I slowly walked away from everything, leaving my body
behind, only taking my soul, to meet him. He was standing at the end of the
shimmering light that I was walking through. I knew that if I looked back, I
would never be able to continue the journey I was making. This was a choice I
could never take back, so I just looked at him. I looked at his outstretched
arm, just waiting to take my hand.
I made my way to him, slowing down the last couple of steps,
just to make sure I was choosing correctly. And when I saw his smiling face, I
knew there was no way that I could ever go back, so I took his hand as he said,
"We're together now, just walk with me beyond that archway, and you'll
live with mom, dad and I. We'll be just like we were."

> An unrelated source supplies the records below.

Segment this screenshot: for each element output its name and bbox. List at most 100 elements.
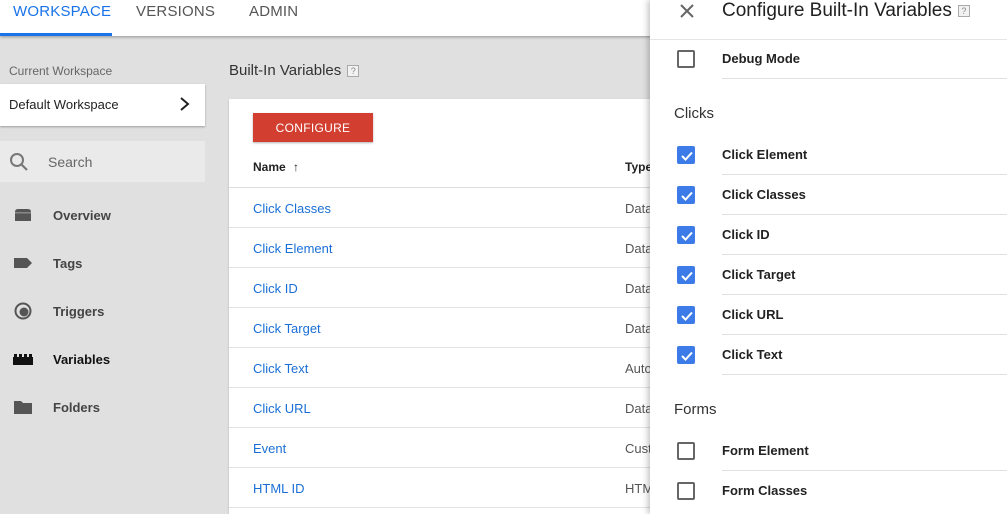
table-row: Click Classes Data [229,188,659,228]
sidebar-item-tags[interactable]: Tags [0,243,205,283]
sidebar-item-label: Triggers [53,304,105,319]
checkmark-icon [681,311,693,321]
sidebar-item-label: Variables [53,352,111,367]
sidebar-item-overview[interactable]: Overview [0,195,205,235]
tab-versions[interactable]: VERSIONS [136,0,215,36]
option-label: Click Element [722,147,808,162]
checkbox-checked[interactable] [677,226,695,244]
variable-name-link[interactable]: Click ID [253,281,298,296]
variable-name-link[interactable]: Click Classes [253,201,331,216]
workspace-selector[interactable]: Default Workspace [0,84,205,126]
variable-type: HTM [625,481,654,496]
variable-name-link[interactable]: Click URL [253,401,311,416]
option-label: Click ID [722,227,770,242]
variable-type: Data [625,201,653,216]
divider [722,78,1007,79]
sidebar-item-variables[interactable]: Variables [0,339,205,379]
variable-type: Auto [625,361,652,376]
search-icon [10,153,28,171]
variable-option-click-text[interactable]: Click Text [650,335,1007,375]
checkmark-icon [681,151,693,161]
table-row: Event Cust [229,428,659,468]
variable-option-form-classes[interactable]: Form Classes [650,471,1007,511]
checkmark-icon [681,351,693,361]
tag-icon [14,258,32,268]
table-row: Click Target Data [229,308,659,348]
variable-option-click-target[interactable]: Click Target [650,255,1007,295]
sort-arrow-icon: ↑ [293,160,300,174]
panel-title: Configure Built-In Variables? [722,0,970,22]
page-title-text: Built-In Variables [229,62,342,79]
table-row: Click URL Data [229,388,659,428]
current-workspace-label: Current Workspace [9,64,113,78]
variables-card: CONFIGURE Name ↑ Type Click Classes Data… [229,99,659,514]
column-header-name[interactable]: Name ↑ [253,160,299,174]
variable-option-click-element[interactable]: Click Element [650,135,1007,175]
variable-name-link[interactable]: Click Target [253,321,321,336]
variable-type: Data [625,281,653,296]
checkbox-checked[interactable] [677,266,695,284]
checkbox[interactable] [677,482,695,500]
variable-option-form-element[interactable]: Form Element [650,431,1007,471]
variable-type: Data [625,321,653,336]
tab-workspace[interactable]: WORKSPACE [13,0,111,36]
checkbox[interactable] [677,442,695,460]
search-box [0,141,205,182]
sidebar-item-label: Tags [53,256,83,271]
sidebar-item-label: Overview [53,208,111,223]
sidebar-item-triggers[interactable]: Triggers [0,291,205,331]
help-icon[interactable]: ? [957,4,970,17]
option-label: Click Text [722,347,783,362]
chevron-right-icon [180,97,190,111]
option-label: Debug Mode [722,51,800,66]
divider [722,374,1007,375]
variable-type: Cust [625,441,652,456]
checkmark-icon [681,271,693,281]
option-label: Form Element [722,443,809,458]
checkbox-checked[interactable] [677,306,695,324]
variable-name-link[interactable]: Click Element [253,241,332,256]
variables-icon [13,354,33,365]
column-header-name-label: Name [253,160,286,174]
checkmark-icon [681,231,693,241]
folder-icon [14,401,32,414]
configure-button[interactable]: CONFIGURE [253,113,373,142]
checkbox-checked[interactable] [677,346,695,364]
page-title: Built-In Variables? [229,62,360,79]
option-label: Click Target [722,267,796,282]
checkbox-checked[interactable] [677,186,695,204]
checkbox-checked[interactable] [677,146,695,164]
column-header-type[interactable]: Type [625,160,652,174]
variable-name-link[interactable]: Event [253,441,286,456]
trigger-icon [14,302,32,320]
variable-option-click-url[interactable]: Click URL [650,295,1007,335]
variable-type: Data [625,401,653,416]
table-row: Click ID Data [229,268,659,308]
variable-name-link[interactable]: HTML ID [253,481,305,496]
variable-option-debug-mode[interactable]: Debug Mode [650,39,1007,79]
section-heading-forms: Forms [674,401,717,418]
tab-admin[interactable]: ADMIN [249,0,298,36]
option-label: Click Classes [722,187,806,202]
sidebar-item-folders[interactable]: Folders [0,387,205,427]
variable-name-link[interactable]: Click Text [253,361,308,376]
table-row: Click Element Data [229,228,659,268]
option-label: Click URL [722,307,784,322]
help-icon[interactable]: ? [347,65,360,78]
variable-option-click-classes[interactable]: Click Classes [650,175,1007,215]
workspace-name: Default Workspace [9,97,119,112]
table-row: Click Text Auto [229,348,659,388]
overview-icon [15,209,31,221]
active-tab-indicator [0,33,112,36]
configure-panel: Configure Built-In Variables? Debug Mode… [650,0,1007,514]
variable-option-click-id[interactable]: Click ID [650,215,1007,255]
variable-type: Data [625,241,653,256]
section-heading-clicks: Clicks [674,105,714,122]
table-row: HTML ID HTM [229,468,659,508]
checkmark-icon [681,191,693,201]
option-label: Form Classes [722,483,808,498]
checkbox[interactable] [677,50,695,68]
sidebar-item-label: Folders [53,400,100,415]
close-icon[interactable] [678,2,696,20]
search-input[interactable] [48,152,198,172]
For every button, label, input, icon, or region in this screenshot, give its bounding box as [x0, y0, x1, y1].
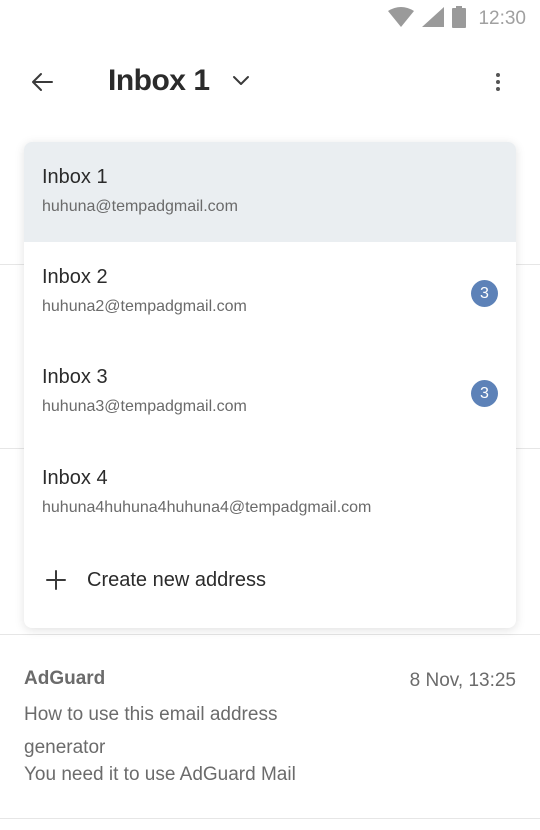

The corners of my lips started to rise into a smile, and to
give him my answer, I started to walk toward the arch.
And so we walked, hand in hand past the archway into a
land unknown to me. That didn’t bother be, though, because I knew that I would
be with my family forever, with nothing to harm us or tear us apart. I wasn’t
sure how I knew this, but I did. There was just a sense of peace that was
coursing through me now, I felt like anything could be true if I just believed.